The validity of a new sham acupuncture technique was tested on acupuncture naïve healthy subjects.

METHODS:

The procedure was tested in accupoints LI4 and ST6 in a randomised, single blind and crossover study. The participants were blind to which technique they received. 32 healthy volunteers (15 men, 17 women, aged between 20 and 62 years, mean age 34 years) were recruited at the Universidad de la República, Uruguay. Interventions Participants were randomly assigned to one of two groups: (1) real acupuncture or (2) sham acupuncture. After 30 min, the patients were 'needled' again in a crossover design. Main outcome measures A yes/no questionnaire was used to assess the credibility and characteristics of the procedure.

RESULTS:

For the credibility question (do you think you received real acupuncture?) no statistically significant group differences were evident before or after the crossover.
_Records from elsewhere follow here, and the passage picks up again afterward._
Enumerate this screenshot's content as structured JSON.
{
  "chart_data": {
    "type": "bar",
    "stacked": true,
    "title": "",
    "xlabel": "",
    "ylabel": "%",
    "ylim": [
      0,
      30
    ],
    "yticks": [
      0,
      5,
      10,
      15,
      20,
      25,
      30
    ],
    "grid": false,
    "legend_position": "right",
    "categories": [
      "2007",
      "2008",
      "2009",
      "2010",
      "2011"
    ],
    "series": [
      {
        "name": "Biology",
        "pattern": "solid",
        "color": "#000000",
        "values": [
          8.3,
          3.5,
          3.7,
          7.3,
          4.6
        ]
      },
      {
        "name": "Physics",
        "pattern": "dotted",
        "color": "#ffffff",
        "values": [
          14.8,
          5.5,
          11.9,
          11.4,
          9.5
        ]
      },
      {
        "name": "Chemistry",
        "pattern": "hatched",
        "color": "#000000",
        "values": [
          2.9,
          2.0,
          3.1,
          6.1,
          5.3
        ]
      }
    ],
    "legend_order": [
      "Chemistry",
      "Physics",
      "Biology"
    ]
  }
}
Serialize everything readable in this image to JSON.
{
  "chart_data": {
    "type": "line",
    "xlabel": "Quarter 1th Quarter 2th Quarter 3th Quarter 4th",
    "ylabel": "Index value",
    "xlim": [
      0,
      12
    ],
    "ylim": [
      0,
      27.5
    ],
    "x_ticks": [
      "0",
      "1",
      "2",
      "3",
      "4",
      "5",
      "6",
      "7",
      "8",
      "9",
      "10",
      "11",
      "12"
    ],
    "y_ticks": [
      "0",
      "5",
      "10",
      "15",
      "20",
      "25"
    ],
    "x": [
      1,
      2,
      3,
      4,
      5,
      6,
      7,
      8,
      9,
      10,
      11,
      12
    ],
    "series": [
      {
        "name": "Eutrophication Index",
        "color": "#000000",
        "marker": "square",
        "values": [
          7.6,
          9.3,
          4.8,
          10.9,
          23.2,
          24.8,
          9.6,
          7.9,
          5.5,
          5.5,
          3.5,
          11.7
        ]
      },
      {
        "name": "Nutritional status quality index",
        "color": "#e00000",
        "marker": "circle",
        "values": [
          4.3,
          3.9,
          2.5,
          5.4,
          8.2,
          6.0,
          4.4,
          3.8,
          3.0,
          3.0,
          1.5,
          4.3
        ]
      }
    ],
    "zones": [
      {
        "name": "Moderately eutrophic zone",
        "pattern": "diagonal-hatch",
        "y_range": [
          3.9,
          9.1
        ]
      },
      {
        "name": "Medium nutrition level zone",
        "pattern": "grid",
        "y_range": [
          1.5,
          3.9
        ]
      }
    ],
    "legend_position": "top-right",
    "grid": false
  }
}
Subjects who answered yes to this question ranged from 14/16 (87.5%) before crossover to 10/16 (62.5%) after crossover for the sham and 12/16 (75%) before crossover to 15/16 (93.8%) after crossover for the real acupuncture. The question that showed a significant difference (only after crossover) was the question, "did you feel the needle penetrating the skin?"; after crossover 12/16 (75%) subjects in the real acupuncture group said yes and 2/16 (12%) subjects in the sham group said yes to this question (p<0.01).

CONCLUSIONS:

These data suggests that this method is credible and constitutes a simple and inexpensive technique for use as a control in clinical research in acupuncture naïve subjects.